|Our first steps on the Appalachian Trail at Summit Cut in Virginia|
Well, we actually DID it! On Friday morning, June 24, 2011, we set out on a three day adventure hiking and fishing along the Appalachian Trail, Section 45 in Virginia. We got plenty of "stuff" stuffed into those backpacks, probably too much "stuff". By the time we added our water in Damascus, they probably tipped the scale at about 30 lbs. each. I must say, I was worried about being able to carry that much weight on my back for a considerable distance.
We began our hike at Summit Cut, approximately 17 miles north of Damascus, VA where we had left our truck parked at Sun Dog Outfitters. We rode the shuttle which carries folks and their bikes up to begin riding the Virginia Creeper. The driver let us off at Summit Cut where Hwy. 58 crosses the AT. We were fortunate enough that another hiker was standing there when we got there, and he took this picture for us. He was only dayhiking, so he took out ahead of us and we never saw him again. We began this trek a little timidly, taking our time to adjust to the weight and the challenge of balancing those 30 lb. packs on our backs as we traversed the rocky, somewhat muddy path that would lead us, hopefully to Saunder's Shelter by nightfall. We had plenty of time.
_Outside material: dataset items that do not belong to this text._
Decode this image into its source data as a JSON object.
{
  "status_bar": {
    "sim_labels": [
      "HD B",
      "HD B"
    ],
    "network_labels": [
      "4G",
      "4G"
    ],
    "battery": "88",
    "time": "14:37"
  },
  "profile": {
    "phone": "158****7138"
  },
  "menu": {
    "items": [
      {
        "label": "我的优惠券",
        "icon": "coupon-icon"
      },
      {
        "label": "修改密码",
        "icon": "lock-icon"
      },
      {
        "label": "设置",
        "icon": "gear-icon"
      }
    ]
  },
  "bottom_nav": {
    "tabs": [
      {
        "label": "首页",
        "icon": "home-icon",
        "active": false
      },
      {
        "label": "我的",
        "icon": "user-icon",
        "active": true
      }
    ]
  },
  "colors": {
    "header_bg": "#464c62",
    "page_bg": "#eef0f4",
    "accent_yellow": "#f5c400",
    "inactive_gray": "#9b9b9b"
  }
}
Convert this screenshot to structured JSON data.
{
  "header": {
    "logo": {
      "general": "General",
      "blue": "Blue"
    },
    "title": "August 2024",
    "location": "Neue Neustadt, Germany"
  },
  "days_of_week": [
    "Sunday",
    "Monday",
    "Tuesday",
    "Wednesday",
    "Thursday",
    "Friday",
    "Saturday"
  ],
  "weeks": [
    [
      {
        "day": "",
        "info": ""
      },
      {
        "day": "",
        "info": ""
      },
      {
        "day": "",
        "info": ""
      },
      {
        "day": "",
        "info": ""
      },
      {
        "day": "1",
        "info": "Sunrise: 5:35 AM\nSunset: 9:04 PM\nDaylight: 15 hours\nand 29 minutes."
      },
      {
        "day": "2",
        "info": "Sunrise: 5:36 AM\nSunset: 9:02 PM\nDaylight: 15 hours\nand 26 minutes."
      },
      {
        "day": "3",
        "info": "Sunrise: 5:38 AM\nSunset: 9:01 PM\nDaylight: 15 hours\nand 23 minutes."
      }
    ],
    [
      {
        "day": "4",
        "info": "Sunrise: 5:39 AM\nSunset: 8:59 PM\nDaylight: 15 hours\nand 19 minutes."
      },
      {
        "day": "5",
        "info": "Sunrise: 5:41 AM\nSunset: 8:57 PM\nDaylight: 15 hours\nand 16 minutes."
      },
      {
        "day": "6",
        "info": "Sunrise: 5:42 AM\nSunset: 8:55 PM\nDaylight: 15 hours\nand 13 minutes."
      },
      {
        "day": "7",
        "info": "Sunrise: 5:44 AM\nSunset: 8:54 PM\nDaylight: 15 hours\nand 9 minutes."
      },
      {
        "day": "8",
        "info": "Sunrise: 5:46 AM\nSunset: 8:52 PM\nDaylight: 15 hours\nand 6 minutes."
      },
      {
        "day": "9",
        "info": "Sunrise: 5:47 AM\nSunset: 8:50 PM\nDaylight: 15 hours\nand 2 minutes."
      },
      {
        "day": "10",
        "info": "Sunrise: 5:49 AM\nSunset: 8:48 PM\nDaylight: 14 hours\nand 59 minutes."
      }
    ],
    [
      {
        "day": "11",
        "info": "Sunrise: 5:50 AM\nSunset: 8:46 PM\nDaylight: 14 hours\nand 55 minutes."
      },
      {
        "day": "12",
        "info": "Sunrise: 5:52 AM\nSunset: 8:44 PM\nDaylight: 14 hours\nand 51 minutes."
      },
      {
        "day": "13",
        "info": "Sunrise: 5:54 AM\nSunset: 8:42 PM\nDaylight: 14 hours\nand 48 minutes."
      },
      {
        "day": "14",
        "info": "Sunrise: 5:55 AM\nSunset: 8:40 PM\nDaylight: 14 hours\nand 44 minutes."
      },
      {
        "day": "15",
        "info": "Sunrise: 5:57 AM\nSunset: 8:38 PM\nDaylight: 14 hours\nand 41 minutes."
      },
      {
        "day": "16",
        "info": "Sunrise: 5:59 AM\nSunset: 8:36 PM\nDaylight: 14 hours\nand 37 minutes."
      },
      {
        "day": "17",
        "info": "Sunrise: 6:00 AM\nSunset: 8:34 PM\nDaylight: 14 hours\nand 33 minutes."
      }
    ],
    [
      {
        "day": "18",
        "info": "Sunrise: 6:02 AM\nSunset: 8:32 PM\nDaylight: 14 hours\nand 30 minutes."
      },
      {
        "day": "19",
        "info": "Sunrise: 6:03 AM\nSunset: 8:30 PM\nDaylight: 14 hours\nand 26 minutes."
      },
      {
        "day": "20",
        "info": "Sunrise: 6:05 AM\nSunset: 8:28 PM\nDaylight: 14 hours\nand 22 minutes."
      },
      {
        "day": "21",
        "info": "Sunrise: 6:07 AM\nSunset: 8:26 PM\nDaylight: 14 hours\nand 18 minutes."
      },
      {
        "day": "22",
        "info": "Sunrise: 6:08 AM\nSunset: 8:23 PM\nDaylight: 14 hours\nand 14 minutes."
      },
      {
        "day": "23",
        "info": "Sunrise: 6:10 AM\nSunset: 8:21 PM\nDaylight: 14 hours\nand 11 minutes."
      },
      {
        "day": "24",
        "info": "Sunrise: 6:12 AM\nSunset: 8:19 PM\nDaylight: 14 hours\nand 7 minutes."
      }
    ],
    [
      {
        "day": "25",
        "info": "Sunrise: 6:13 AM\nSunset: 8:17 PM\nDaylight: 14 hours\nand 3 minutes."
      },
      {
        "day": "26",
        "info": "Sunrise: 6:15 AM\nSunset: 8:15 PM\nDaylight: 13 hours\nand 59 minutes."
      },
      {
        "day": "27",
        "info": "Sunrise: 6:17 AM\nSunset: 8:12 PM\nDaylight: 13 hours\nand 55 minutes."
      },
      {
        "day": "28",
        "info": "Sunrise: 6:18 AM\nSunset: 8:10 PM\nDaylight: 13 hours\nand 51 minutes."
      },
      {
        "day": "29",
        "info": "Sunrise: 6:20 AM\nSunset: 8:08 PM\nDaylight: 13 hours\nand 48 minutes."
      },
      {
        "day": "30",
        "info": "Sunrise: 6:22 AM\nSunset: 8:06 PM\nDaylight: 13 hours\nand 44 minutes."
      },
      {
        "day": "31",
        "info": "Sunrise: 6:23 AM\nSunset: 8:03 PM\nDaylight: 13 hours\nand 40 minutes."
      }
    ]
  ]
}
Our first waypoint of interest was Lost Mountain Shelter which was approximately 1.1 miles into the hike. I was pretty excited about how quickly we got there and how good I was feeling even considering the burden on my back. I was also encouraged at the condition of the facilities at the shelter. There was a picnic table and a beautiful area where tents could be pitched. The privy was clean and well-maintained, so I figured Saunder's Shelter would be very much the same. We stopped there briefly, but didn't disturb the thru-hikers staying in the shelter and ventured on our way.
The rhododendron were blooming along the trail, especially in these lower elevations, making our path encouragingly beautiful as we continued. Other than the rhododendron, we saw very few wildflowers on this first day, but there were many different types of fungi proliferating in the dampness along the trail. We did see Indian pipe and an interesting plant/fungus that looked like ears of corn growing up out of the ground in bunches. Not sure what that was. There was also some deep orange "fingerlike" projections growing up from the ground too. Not sure what that was either. :) Oh well, neither are in my fungus book which I didn't take with me because of the weight. Maybe I'll get them identified eventually. Anyway, on Day 1, the fungi were the stars of the show. Many shapes and colors were prevalent all along the trail.
|The White Blaze!|
By about 11:30, we made our way to the first point in the trail where the AT comes in contact with the Virginia Creeper and Whitetop Laurel Creek. There is an awesome campsite here complete with a fire pit and nice logs laid out to sit on. The creek provides ample water, however, we did not pump any here. We still had plenty to have to carry up to Saunder's Shelter. This campsite is below the trestle which is the Creeper Trail crossing high above, so you are somewhat sheltered from the busyness above.
It was still quite early in the day, so we decided to fish! I put on one of the flies Dad tied for me, learning to actually tie that knot for the first time with fishing line, switched into my Keen sandals which would serve as waders on this trip, and put my line in the water. I got a strike on that first cast, and before Bunk could even get his line in the water, I had landed my first fish--a rainbow trout, on just the second cast! He was small, only about 5-6 inches, and he went back in the water, but what a rush! We continued to fish up and down this short section near where we had left our packs and caught a couple more small fish--enough to keep it fun! I LOVE dry fly-fishing! I love to watch the fish come up and snatch that fly off the top of the water! However, about 1:30 we decided to pack it up and continue our hike. Before we left that spot, though, we had our first meal on the trail. I made tuna salad sandwiches on wraps and they were good! Bunk says he's not overly crazy about the wraps, but I think they make a great alternative to bread on the trail. We had some nuts to go along with our "sandwiches" and then decided not to filter any water before we left--probably a blessing as it turned out. We shouldered our packs and headed out on the final leg of our journey for this day. I thought we only had about 3.5 miles left to go, but I didn't realize the challenges those 3.5 miles would present for us.